Traditionally, station location models have relied on the concept of “coverage” to determine the best locations. The main drawback to these models is the binary nature of “coverage”, where demand locations are either “covered” or “uncovered”.
What does this mean?
If a demand point can be reached within a target response time, the demand point is considered covered. For example, these models say that if a call is 7:59 minutes away, it is covered, but if it is 8:01 minutes away, it is uncovered. This can often bias station spacing, encouraging sub-optimal placement that hinders your service to the community. As well, this measurement provides no accurate way to project the impact of new resources on your performance targets and standards.
Binary coverage has three primary drawbacks:
- Biased station locations
- Underestimation of necessary stations
- Poor performance prediction
Binary vs. probabilistic coverage models
Consider, for example, figures 1 and 2. In both figures, the centre of the circle is the location of the emergency services stations.
Figure 1: Binary Coverage
Figure 1 is a representation of a Binary Coverage Model. The dark circle represents the area around the station that is “covered” by that station. The light grey circle is the area around the station that is “uncovered”. As you can see, with the Binary Coverage Model, all demand from node B would be considered “covered,” whereas all demand from node A would be considered “uncovered”.

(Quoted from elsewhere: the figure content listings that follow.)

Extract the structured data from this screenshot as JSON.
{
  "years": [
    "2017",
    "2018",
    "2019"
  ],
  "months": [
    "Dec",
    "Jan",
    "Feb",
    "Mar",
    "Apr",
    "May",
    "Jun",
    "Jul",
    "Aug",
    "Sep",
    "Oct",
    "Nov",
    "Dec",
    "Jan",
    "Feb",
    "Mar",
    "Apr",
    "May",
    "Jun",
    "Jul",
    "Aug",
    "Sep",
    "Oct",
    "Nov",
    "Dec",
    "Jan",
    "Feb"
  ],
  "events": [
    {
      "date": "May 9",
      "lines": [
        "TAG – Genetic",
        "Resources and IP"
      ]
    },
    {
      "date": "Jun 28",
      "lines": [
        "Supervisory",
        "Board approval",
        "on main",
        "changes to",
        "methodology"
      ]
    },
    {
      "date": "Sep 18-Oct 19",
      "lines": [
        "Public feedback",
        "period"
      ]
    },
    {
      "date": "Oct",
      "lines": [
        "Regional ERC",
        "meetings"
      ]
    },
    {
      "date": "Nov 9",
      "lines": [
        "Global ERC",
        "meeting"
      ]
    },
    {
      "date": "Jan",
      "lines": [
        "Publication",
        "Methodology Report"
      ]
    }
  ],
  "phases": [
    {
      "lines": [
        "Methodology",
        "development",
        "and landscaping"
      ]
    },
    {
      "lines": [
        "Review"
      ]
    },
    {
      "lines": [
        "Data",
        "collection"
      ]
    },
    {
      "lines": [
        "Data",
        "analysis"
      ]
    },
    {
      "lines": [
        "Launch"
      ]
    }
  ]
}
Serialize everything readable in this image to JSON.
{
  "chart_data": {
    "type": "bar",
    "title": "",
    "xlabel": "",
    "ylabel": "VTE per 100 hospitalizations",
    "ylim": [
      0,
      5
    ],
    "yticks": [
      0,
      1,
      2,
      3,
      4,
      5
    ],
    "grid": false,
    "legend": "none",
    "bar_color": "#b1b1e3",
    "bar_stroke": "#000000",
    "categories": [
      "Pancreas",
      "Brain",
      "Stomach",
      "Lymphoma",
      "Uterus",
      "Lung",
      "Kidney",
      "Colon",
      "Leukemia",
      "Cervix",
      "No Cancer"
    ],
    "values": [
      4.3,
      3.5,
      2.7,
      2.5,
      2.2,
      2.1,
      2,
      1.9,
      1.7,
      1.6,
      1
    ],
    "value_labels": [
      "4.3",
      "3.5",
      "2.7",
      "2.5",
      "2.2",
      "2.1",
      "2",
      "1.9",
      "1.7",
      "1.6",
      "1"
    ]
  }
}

Figure 2: Probabilistic Coverage
Figure 2 is a representation of a Probabilistic Coverage Model. In this figure, we represent coverage as a gradient, where demand nodes closer to the station have improved coverage compared to those that are farther away. Instead of evaluating only the travel time to assess coverage, we model the probability that a unit can arrive at a location within a certain time target. As you can see, with the Probabilistic Coverage Model, all demand from both nodes A and B would receive coverage; however, node B would receive better service.
Use expected performance when possible
Whenever possible, you should use expected performance when re-configuring stations. This approach has been shown to be very accurate in terms of predicting coverage changes as it accommodates the realistic variability that occurs. You will not only place stations where they are needed the most, but you will be able to more accurately predict the impact of adding or moving stations.